Asylpaket II – ein Kompromiss in der Kritik

von Sarah Rödiger

Nach vielen Wochen der Diskussion hat sich die Große Koalition nun auf die endgültige Version des Asylpaket II geeinigt. Der Maßnahmenkatalog enthält drastische Verschärfungen des Asylrechts, insbesondere für Familien. Doch auch darüber hinaus enthält er kaum positive Neuregelungen. Da die Eckpunkte der Verschärfung schon letztes Jahr feststanden, stellt sich insbesondere auch die Frage, wo der sogenannte Kompromiss überhaupt zu finden ist.

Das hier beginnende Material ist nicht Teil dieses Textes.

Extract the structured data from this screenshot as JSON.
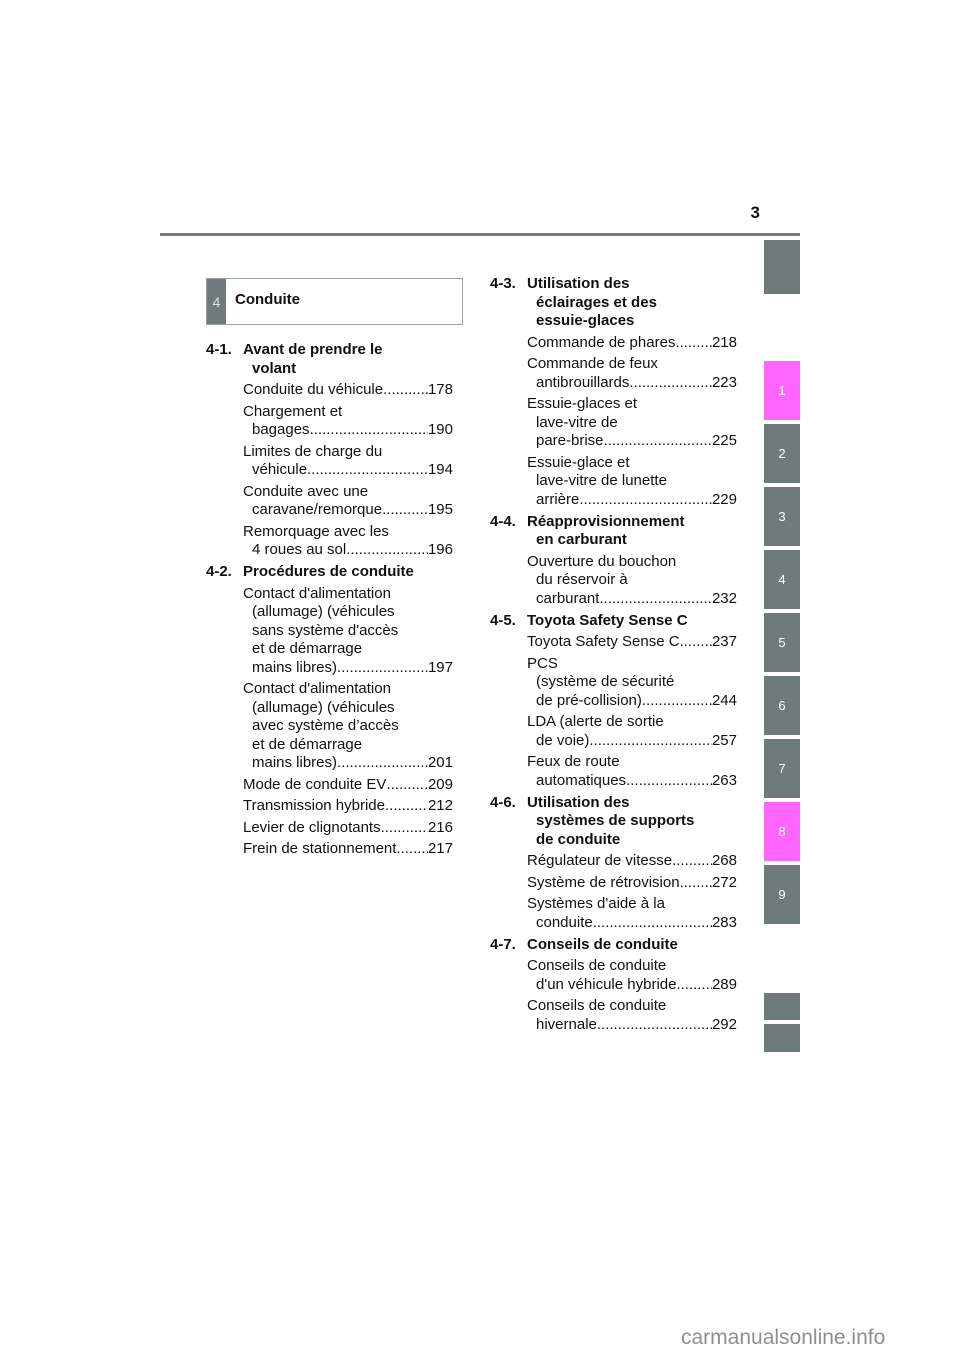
{
  "page_number": "3",
  "chapter": {
    "number": "4",
    "title": "Conduite"
  },
  "side_tabs": [
    "1",
    "2",
    "3",
    "4",
    "5",
    "6",
    "7",
    "8",
    "9"
  ],
  "colors": {
    "tab_gray": "#6e7b7a",
    "tab_pink": "#ff66ff"
  },
  "left_column": [
    {
      "num": "4-1.",
      "title": [
        "Avant de prendre le",
        "volant"
      ],
      "entries": [
        {
          "lines": [
            "Conduite du véhicule"
          ],
          "page": "178"
        },
        {
          "lines": [
            "Chargement et",
            "bagages"
          ],
          "page": "190"
        },
        {
          "lines": [
            "Limites de charge du",
            "véhicule"
          ],
          "page": "194"
        },
        {
          "lines": [
            "Conduite avec une",
            "caravane/remorque"
          ],
          "page": "195"
        },
        {
          "lines": [
            "Remorquage avec les",
            "4 roues au sol"
          ],
          "page": "196"
        }
      ]
    },
    {
      "num": "4-2.",
      "title": [
        "Procédures de conduite"
      ],
      "entries": [
        {
          "lines": [
            "Contact d'alimentation",
            "(allumage) (véhicules",
            "sans système d'accès",
            "et de démarrage",
            "mains libres)"
          ],
          "page": "197"
        },
        {
          "lines": [
            "Contact d'alimentation",
            "(allumage) (véhicules",
            "avec système d’accès",
            "et de démarrage",
            "mains libres)"
          ],
          "page": "201"
        },
        {
          "lines": [
            "Mode de conduite EV"
          ],
          "page": "209"
        },
        {
          "lines": [
            "Transmission hybride"
          ],
          "page": "212"
        },
        {
          "lines": [
            "Levier de clignotants"
          ],
          "page": "216"
        },
        {
          "lines": [
            "Frein de stationnement"
          ],
          "page": "217"
        }
      ]
    }
  ],
  "right_column": [
    {
      "num": "4-3.",
      "title": [
        "Utilisation des",
        "éclairages et des",
        "essuie-glaces"
      ],
      "entries": [
        {
          "lines": [
            "Commande de phares"
          ],
          "page": "218"
        },
        {
          "lines": [
            "Commande de feux",
            "antibrouillards"
          ],
          "page": "223"
        },
        {
          "lines": [
            "Essuie-glaces et",
            "lave-vitre de",
            "pare-brise"
          ],
          "page": "225"
        },
        {
          "lines": [
            "Essuie-glace et",
            "lave-vitre de lunette",
            "arrière"
          ],
          "page": "229"
        }
      ]
    },
    {
      "num": "4-4.",
      "title": [
        "Réapprovisionnement",
        "en carburant"
      ],
      "entries": [
        {
          "lines": [
            "Ouverture du bouchon",
            "du réservoir à",
            "carburant"
          ],
          "page": "232"
        }
      ]
    },
    {
      "num": "4-5.",
      "title": [
        "Toyota Safety Sense C"
      ],
      "entries": [
        {
          "lines": [
            "Toyota Safety Sense C"
          ],
          "page": "237"
        },
        {
          "lines": [
            "PCS",
            "(système de sécurité",
            "de pré-collision)"
          ],
          "page": "244"
        },
        {
          "lines": [
            "LDA (alerte de sortie",
            "de voie)"
          ],
          "page": "257"
        },
        {
          "lines": [
            "Feux de route",
            "automatiques"
          ],
          "page": "263"
        }
      ]
    },
    {
      "num": "4-6.",
      "title": [
        "Utilisation des",
        "systèmes de supports",
        "de conduite"
      ],
      "entries": [
        {
          "lines": [
            "Régulateur de vitesse"
          ],
          "page": "268"
        },
        {
          "lines": [
            "Système de rétrovision"
          ],
          "page": "272"
        },
        {
          "lines": [
            "Systèmes d'aide à la",
            "conduite"
          ],
          "page": "283"
        }
      ]
    },
    {
      "num": "4-7.",
      "title": [
        "Conseils de conduite"
      ],
      "entries": [
        {
          "lines": [
            "Conseils de conduite",
            "d'un véhicule hybride"
          ],
          "page": "289"
        },
        {
          "lines": [
            "Conseils de conduite",
            "hivernale"
          ],
          "page": "292"
        }
      ]
    }
  ],
  "watermark": "carmanualsonline.info"
}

Aussetzung des Familiennachzugs

In den vergangenen Wochen wurde vor allem über die Aussetzung des Familiennachzugs für zwei Jahre gestritten. Letztlich hat sich die Forderung der Union nach der Einschränkung des Familiennachzugs für Geflüchtete durchgesetzt. Sie gilt für Geflüchtete mit subsidiärem Schutz, also Menschen, die nicht unter die Genfer Flüchtlingskonvention oder das deutsche Grundrecht auf Asyl fallen. Der subsidiäre Schutz wird dann gewährt, wenn eine Gefahr für Leib und Leben droht, wie etwa bei Krieg oder Folter. Dies betrifft in Deutschland faktisch sehr viele Geflüchtete und läuft darauf hinaus, dass auch Syrer*innen ihre Familien nicht mehr nachholen können. Insbesondere Frauen und Kinder müssen nun in den Kriegsgebieten verbleiben oder aber den gefährlichen Weg nach Deutschland umsonst auf sich nehmen – ein weiteres Mal, dass besonders Schutzbedürftigen das Recht auf Asyl erschwert wird. Als schwacher Trost einigten sich die Parteien darauf, dass Angehörige von Geflüchteten, die sich noch in Flüchtlingslagern in der Türkei, Jordanien und dem Libanon befinden, bei EU Kontingenten bevorzugt berücksichtigt werden sollen. Allerdings ist es mehr als fraglich, ob ebensolche Kontingente in absehbarer Zeit realisiert werden können, sodass dieses Zugeständnis äußerst schwach wiegt.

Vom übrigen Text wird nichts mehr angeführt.